A Wonderful Exercise in Absurdism
July 4, 2018 3:31 AM   Subscribe

A Work of Art by Janet Malcolm [SLNYRB]
posted by chavenet (14 comments total) 23 users marked this as a favorite
 
Nice work, G Botsford.
posted by Thella at 3:46 AM on July 4, 2018 [1 favorite]


Apart from perhaps chopping the nearer persons feet off at the ankles, I really like the photograph! It's a proper work of art!
posted by fearfulsymmetry at 3:46 AM on July 4, 2018 [1 favorite]


*CLANG*
posted by unliteral at 5:30 AM on July 4, 2018


That's delicious.
posted by Thorzdad at 5:37 AM on July 4, 2018


A buddy and I did something similar as teenagers. We had summer jobs at a picture framer who was working with an important New York collector. Among the works being framed were prints and drawings by a very famous artist.

This artist's work is characterized by its scribbly, scrawly lines. One bored afternoon, my buddy and I took pencils and judiciously added additional scribbles to these works before encasing them in frames. A few decades later, the collector -- never noticing our added scribbles -- donated these works to a major museum in New York.

The museum put the donated collection on display.

I, not knowing this, happened one day to be in NYC and visiting the museum on a borrowed membership card. Wandering into a certain gallery, I found something strangely familiar about some of the works there. Looking closely, I recognized the work of my own childish hand.
posted by Modest House at 5:45 AM on July 4, 2018 [29 favorites]


Martin Parr's Boring Postcards, with the wonderful Picturesque Indiana, influenced my photographic aesthetic considerably.
posted by PHINC at 6:17 AM on July 4, 2018 [3 favorites]


A buddy and I did something similar as teenagers.

Modest House, this comment is gold, and also it belongs in this other thread: What is the least plausible story about yourself that's true?
posted by Fizz at 6:55 AM on July 4, 2018 [7 favorites]


A while back I visited the DIA where I saw a man very enthusiastically arguing to a woman that a man in a portrait looked, quote, "just like Joaquin Phoenix." She, being sensible, was unswayed by the evidence of her eyes. This man's adamant belief that a man that looked absolutely nothing like Joaquin Phoenix looked just like Joaquin Phoenix was hilarious, so after they left the room, I took a quite poor snapshot of the portrait to share with the social media. Because the camera on my phone was not good and museum lighting is moody, it took a couple tries to get even the blurry mess I got.

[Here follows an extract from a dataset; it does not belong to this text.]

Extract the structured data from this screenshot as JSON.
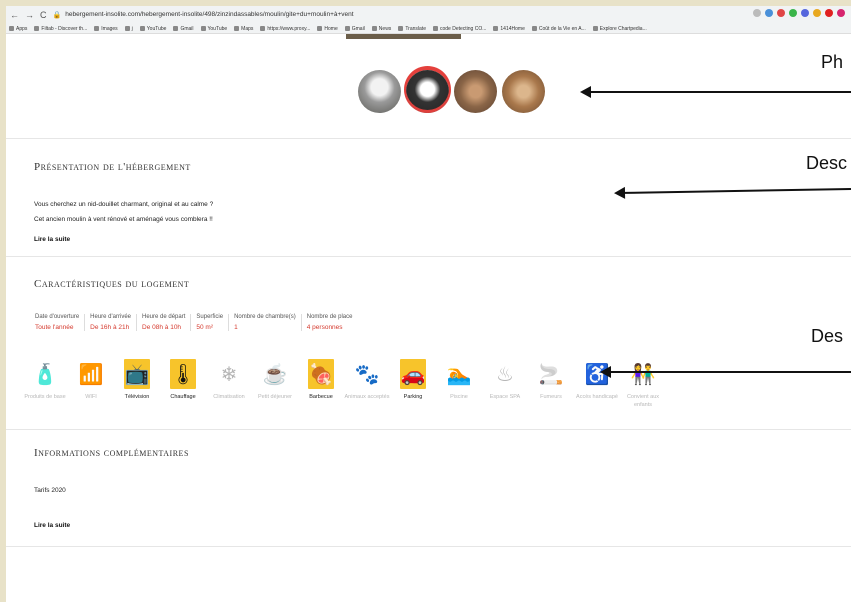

A second, lesser round of fun came when this sort of generic portrait became the stuff of important consideration for the people who had seen my photo session. My takeaway was that if your glasses are big enough and you take a lousy photo, people will assume you know something about Art.
posted by palindromic at 7:36 AM on July 4, 2018 [3 favorites]


Do art critics lie awake at night wondering if they've taken themselves too seriously? It's a mine field out there.
posted by klanawa at 8:17 AM on July 4, 2018 [3 favorites]


A story I saw years ago. There was an abstract painting hanging in MOMA, an elderly woman looked at it and started saying “It’s upside down!” She got one of the security people to fetch a curator, who told her, that it was fine, and it’s been hanging there like that for twenty years. She told him that she was a friend of the artist and she saw the painting right side up on the easel in his studio. After a little bit of research, the painting was rotated 180 degrees. This was supposedly a true story. I’d like to think so.
posted by njohnson23 at 8:50 AM on July 4, 2018 [8 favorites]


This is delightful, thank you.
posted by daisyk at 9:15 AM on July 4, 2018 [1 favorite]


I definitely believe the abstract painting story because I went through a great deal of anxiety once about a similar type of thing. I still get a dropping sensation in my stomach when I think about it.

My museum has a Barnett Newman paining that is one of his rarer horizontal ones but in its first exhibition Mark Rothko bullied him into hanging it vertically. After the show was over, Newman titled it Horizon Light and signed it so it would stay in his preferred orientation.
posted by PussKillian at 11:41 AM on July 4, 2018 [4 favorites]


I've heard the upside-down story about a Rothko, I think
posted by thelonius at 1:19 PM on July 4, 2018 [1 favorite]


When I was fresh out of college I was working as a mural painter, and painted my own work at night in a rented roll up garage. I managed to squeak my way into a solo show at a local small gallery. I was interviewed by the Charlotte Observer’s resident film critic. He met me in the lobby and as we went upstairs he pointed out a large abstract painting. He told me that artist had come by at some point to visit someone at the paper that he painting had been hung sideways. But it was fine, he liked it better that way.